All other pronunciation features are deemed fair game in ELF by Jenkins, including vowel quality, which is what this paper focuses on. Vowel quality refers to what makes vowels sound different from each other: “I must leave the pep rally early to get a pap smear. Pip pip!”

Vowel quality is why JT’s delivery in “It’s Gonna Be Me” spawned this meme: 

From ACE, Deterding created the Corpus of Misunderstandings (incidentally, the name of my emo band) with data from exclusively outer and expanding circle English speakers.

This paper is building on Deterding’s earlier 2013 work that determined 86% of misunderstandings in CMACE involved pronunciation. He and Mohamed dig into vowel quality specifically because it was left off the Lingua Franca Core by Jenkins.  

Of the 183 tokens of misunderstanding in the corpus, 98 involved vowel quality. In many of those tokens vowel length and quality was an issue, but as vowel length is part of the Lingua Franca Core, they were not included in the analysis, leaving 22 tokens of short vowels misheard for other short vowels. Half of these tokens included /æ/ and /ɛ/, referred to as the TRAP and DRESS vowels in the literature, but what we will call the SASS and FEMME vowels.

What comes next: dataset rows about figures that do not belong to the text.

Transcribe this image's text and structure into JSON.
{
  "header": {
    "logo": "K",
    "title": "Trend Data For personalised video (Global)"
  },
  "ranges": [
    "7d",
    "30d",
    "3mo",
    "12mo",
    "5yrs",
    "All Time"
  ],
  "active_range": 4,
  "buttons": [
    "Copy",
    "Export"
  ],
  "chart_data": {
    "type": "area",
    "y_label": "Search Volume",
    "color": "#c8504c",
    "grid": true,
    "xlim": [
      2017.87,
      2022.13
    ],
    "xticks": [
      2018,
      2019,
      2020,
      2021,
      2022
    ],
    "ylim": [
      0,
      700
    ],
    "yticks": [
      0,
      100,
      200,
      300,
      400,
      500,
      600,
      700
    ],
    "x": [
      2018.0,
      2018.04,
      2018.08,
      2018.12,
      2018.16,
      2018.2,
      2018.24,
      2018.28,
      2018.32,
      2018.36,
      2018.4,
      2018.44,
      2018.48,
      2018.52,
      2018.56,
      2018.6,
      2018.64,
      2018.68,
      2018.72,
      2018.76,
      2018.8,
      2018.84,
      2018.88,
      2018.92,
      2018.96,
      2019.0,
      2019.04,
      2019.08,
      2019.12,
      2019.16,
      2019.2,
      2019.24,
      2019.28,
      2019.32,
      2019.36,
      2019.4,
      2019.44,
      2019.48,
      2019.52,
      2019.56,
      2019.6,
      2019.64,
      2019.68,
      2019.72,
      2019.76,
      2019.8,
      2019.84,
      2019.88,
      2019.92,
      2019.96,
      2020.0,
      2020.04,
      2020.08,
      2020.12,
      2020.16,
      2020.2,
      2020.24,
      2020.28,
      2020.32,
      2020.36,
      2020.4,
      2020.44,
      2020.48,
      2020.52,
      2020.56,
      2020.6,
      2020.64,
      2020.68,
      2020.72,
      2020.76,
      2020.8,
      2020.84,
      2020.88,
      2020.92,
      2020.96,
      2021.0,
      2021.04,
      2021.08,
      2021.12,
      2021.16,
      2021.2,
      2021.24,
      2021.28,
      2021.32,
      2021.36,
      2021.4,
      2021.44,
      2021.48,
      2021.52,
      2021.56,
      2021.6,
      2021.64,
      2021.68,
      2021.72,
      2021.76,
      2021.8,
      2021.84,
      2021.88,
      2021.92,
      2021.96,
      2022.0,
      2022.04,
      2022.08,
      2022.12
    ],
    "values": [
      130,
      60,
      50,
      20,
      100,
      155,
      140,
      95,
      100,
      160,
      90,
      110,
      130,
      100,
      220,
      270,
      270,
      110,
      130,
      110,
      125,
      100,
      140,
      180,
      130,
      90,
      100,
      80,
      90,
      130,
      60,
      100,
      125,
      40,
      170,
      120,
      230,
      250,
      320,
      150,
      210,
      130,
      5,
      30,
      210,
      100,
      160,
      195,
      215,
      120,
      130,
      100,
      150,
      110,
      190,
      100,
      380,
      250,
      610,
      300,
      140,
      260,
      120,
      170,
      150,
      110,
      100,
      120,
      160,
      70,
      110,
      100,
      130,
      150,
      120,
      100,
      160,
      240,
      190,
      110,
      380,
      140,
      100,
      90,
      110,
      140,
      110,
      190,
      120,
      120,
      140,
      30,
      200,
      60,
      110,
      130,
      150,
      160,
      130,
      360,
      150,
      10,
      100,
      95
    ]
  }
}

When they analyzed each of the 22 tokens in context, they found other pronunciation features that probably caused the misunderstanding, and that vowel quality was indeed a minor factor. For example, “In Token 5, wrapping was misunderstood as ‘weapon’, but the key factor here was the occurrence of /w/ instead of /r/ at the start of the word” (p.229). Recall that consonant sounds are in the Lingua Franca Core and play a big role in intelligibility.

Conclusion

David Deterding and Nur Raihan Mohamed’s research supports Jenkins’ contention that conforming to ‘native-speaker’ standards in vowel quality is unnecessary for English users to successfully communicate. Let me put on my extrapolation cap because you know how I do. ‘Native-speaker’ English teachers don’t have a pronunciation edge over ‘non native-speaker’ teacher colleagues when it comes to vowel quality. It literally does not matter if someone pronounces it, “Thet’s eccentism, you esshet!”

Check out this article if you are a research bish that wants to see the kind of work that can be done with corpus linguistics. And if you’re a EFL bish or an ELF kween. And if you’re a NNEST.


ACE. 2014. The Asian Corpus of English. Director: Andy Kirkpatrick; Researchers: Wang Lixun, John Patkin, Sophiann Subhan. https://corpus.ied.edu.hk/ace/ (May 26, 2018)

Deterding, D. & Mohamed, N. R. (2016). The role of vowel quality in ELF misunderstandings. Journal of English as a Lingua Franca, 5(3). 291-307.

Jenkins, J. (2000). The phonology of English and an international language. Oxford: Oxford University Press.